Nordzypern wählt ein neues Parlament
Am kommenden Sonntag (19. April) wählt die Türkische Republik Nordzypern (TRNZ) ein neues Parlament. Für die Republik Zypern und Griechenland sind es Pseudowahlen. Dennoch erwarten sie das Ergebnis mit Besorgnis, denn die sozialdemokratisch orientierte Regierungspartei Republikanische Türkische Partei (CTP) könnte die Abstimmung verlieren. Sie stützt Mehmet Ali Talat, den gemäßigten Führer der Zyperntürken. Mit dem Präsidenten der Republik Zypern, Dimitris Christofias, verhandelt er über eine Lösung der Zypernfrage, die seit der türkischen Invasion 1974 ungelöst ist.
Umfragen zufolge könnte die CTP auf 27 Prozent schrumpfen, bei den letzten Wahlen erreichte sie noch 44,5 Prozent. Ein Sieg der rechtsgerichteten Partei der Nationalen Einheit (UBP) von Dervis Eroglu zeichnet sich ab. Dessen Anhängerschaft besteht hauptsächlich aus türkischen Siedlern, die nach der Besetzung Nordzyperns durch türkische Truppen 1974 vor allem aus den armen Gebieten Anatoliens auf die Insel kamen. Sie machen die mit Abstand größte Wählergruppe aus.

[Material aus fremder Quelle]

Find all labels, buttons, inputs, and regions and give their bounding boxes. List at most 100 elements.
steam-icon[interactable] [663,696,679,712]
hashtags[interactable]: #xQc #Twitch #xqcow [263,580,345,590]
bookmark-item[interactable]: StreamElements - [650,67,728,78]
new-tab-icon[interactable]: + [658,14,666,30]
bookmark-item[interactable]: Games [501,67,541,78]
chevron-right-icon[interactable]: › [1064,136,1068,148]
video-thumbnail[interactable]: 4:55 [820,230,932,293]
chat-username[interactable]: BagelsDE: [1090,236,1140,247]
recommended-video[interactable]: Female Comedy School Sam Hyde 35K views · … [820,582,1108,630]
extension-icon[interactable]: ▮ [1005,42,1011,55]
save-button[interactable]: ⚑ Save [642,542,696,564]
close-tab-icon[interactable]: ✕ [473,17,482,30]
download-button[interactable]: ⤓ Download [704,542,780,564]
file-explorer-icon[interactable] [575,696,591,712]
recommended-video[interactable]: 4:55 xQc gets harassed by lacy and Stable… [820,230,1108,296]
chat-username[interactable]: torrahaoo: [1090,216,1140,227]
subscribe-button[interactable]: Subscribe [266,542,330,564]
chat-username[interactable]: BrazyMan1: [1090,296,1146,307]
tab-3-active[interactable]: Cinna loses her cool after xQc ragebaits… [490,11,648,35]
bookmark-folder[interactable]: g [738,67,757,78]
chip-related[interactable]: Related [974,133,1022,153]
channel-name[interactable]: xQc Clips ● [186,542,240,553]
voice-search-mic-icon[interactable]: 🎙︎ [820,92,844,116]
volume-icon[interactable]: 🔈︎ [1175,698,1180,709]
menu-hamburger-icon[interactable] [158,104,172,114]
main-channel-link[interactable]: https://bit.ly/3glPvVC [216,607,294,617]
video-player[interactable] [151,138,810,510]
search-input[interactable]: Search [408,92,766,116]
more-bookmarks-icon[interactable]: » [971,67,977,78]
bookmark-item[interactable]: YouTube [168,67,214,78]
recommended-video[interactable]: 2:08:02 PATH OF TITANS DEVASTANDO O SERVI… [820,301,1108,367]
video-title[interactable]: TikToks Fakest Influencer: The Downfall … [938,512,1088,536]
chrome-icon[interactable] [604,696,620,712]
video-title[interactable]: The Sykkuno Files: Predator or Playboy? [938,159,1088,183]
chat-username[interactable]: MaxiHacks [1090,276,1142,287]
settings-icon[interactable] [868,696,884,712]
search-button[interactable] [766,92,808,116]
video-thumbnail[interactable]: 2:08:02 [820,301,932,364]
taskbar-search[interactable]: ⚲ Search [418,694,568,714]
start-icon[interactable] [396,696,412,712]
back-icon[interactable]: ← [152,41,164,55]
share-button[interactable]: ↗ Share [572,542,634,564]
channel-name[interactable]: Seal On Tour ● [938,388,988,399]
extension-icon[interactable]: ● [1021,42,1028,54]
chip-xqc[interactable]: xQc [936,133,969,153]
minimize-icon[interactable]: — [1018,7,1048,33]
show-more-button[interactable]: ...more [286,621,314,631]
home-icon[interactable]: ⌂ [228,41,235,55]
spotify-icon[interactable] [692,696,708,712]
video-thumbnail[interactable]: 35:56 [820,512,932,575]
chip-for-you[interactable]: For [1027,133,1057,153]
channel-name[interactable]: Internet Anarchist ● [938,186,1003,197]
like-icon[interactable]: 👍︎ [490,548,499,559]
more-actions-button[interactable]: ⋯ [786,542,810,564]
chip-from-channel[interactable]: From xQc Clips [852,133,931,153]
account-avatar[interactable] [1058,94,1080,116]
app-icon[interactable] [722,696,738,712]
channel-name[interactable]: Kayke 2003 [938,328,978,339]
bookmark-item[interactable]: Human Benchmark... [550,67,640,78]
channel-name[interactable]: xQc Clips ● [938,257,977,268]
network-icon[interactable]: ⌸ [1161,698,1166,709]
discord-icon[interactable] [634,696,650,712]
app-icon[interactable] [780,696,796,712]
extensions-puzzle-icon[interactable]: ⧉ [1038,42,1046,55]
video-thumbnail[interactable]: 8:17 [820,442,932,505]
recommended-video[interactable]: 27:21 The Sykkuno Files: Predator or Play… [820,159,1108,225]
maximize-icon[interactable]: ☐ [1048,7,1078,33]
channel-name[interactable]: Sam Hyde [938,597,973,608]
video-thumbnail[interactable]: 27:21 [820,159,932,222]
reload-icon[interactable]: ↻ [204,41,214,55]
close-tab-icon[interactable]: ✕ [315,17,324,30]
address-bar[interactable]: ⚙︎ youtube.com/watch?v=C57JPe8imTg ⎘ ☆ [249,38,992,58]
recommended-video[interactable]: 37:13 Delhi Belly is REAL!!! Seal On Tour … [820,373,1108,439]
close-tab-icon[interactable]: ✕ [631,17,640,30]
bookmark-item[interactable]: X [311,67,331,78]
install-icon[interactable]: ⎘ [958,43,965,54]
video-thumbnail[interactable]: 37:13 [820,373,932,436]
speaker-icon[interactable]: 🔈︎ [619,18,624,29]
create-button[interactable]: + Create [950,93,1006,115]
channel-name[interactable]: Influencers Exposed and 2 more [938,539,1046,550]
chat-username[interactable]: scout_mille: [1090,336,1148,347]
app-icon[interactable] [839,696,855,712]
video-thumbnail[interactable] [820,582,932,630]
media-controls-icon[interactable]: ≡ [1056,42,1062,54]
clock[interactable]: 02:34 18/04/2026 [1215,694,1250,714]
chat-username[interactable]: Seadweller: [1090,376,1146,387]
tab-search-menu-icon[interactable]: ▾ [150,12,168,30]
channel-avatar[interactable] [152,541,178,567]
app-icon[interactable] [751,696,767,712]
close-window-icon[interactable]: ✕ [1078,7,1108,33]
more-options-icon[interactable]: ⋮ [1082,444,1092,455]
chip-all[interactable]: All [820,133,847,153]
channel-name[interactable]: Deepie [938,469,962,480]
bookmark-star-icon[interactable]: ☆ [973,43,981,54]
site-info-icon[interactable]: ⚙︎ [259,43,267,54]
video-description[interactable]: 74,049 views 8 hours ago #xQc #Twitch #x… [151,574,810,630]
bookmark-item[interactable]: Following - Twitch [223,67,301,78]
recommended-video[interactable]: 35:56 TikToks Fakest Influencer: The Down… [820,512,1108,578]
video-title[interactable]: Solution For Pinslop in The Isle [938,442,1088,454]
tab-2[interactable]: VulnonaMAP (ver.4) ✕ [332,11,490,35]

Von den knapp 160.000 Abstimmungsberechtigten sind nur 62.000 türkische Zyprioten. 71 der 350 zur Wahl stehenden Kandidaten sind nach Angaben der nordzypriotischen Presse Siedler aus der Türkei. Die langjährige Kolonisierungspolitik der Türkei hat die türkischen Zyprioten, die seit Jahrhunderten auf der Insel ansässig sind, inzwischen zu einer Minderheit gemacht. Betrug ihre Zahl zum Zeitpunkt der Besatzung 1974 noch 118.000, schrumpfte sie bis 2004 auf 88.000. In der Mehrheit sind inzwischen die türkischen Siedler. Nach offiziellen Angaben aus dem Jahr 2004 sind es 160.000 Einwohner, inoffiziell rechnet man wegen den hohen Geburtenraten und der andauernde Migration aus der Türkei jedoch mit bis zu 300.000 Siedlern in Nordzypern.
Eine der sieben Parteien, die sich am Sonntag zur Wahl für die 50 Parlamentssitze stellen, überraschte Beobachter mit ihren Forderungen: „Yasemin“ verlangt den sofortigen Abzug der türkischen Armee und die Rückkehr der Siedler in ihre Heimat. Parteigründer ist der Verleger der oppositionellen Tageszeitung Afrika, Sener Levent.
Der türkisch-zypriotische Journalist und Politiker hat sich wiederholt gegen die türkische Kolonisierungspolitik gestellt und die Besatzungsmacht immer wieder hart kritisiert. Wegen seiner Ansichten wurde er in Nordzypern bereits verhaftet, zwei Bombenattentate überlebte er. Auch der Rolle der USA und Großbritaniens im Zypernkonflikt steht Levent kritisch gegenüber. Er lehnt den Annan-Plan ab, der vorsieht, Zypern zu einer Konföderation zweier selbständiger Teilstaaten zu machen. 2004 scheiterte der Plan in einem Referendum, weil die Zyperngriechen ihn ablehnten, während die türkischen Zyprioten im Norden mit Ja stimmten. Levent sieht die einzig mögliche Lösung des Konflikts in der Wiedervereinigung der Insel.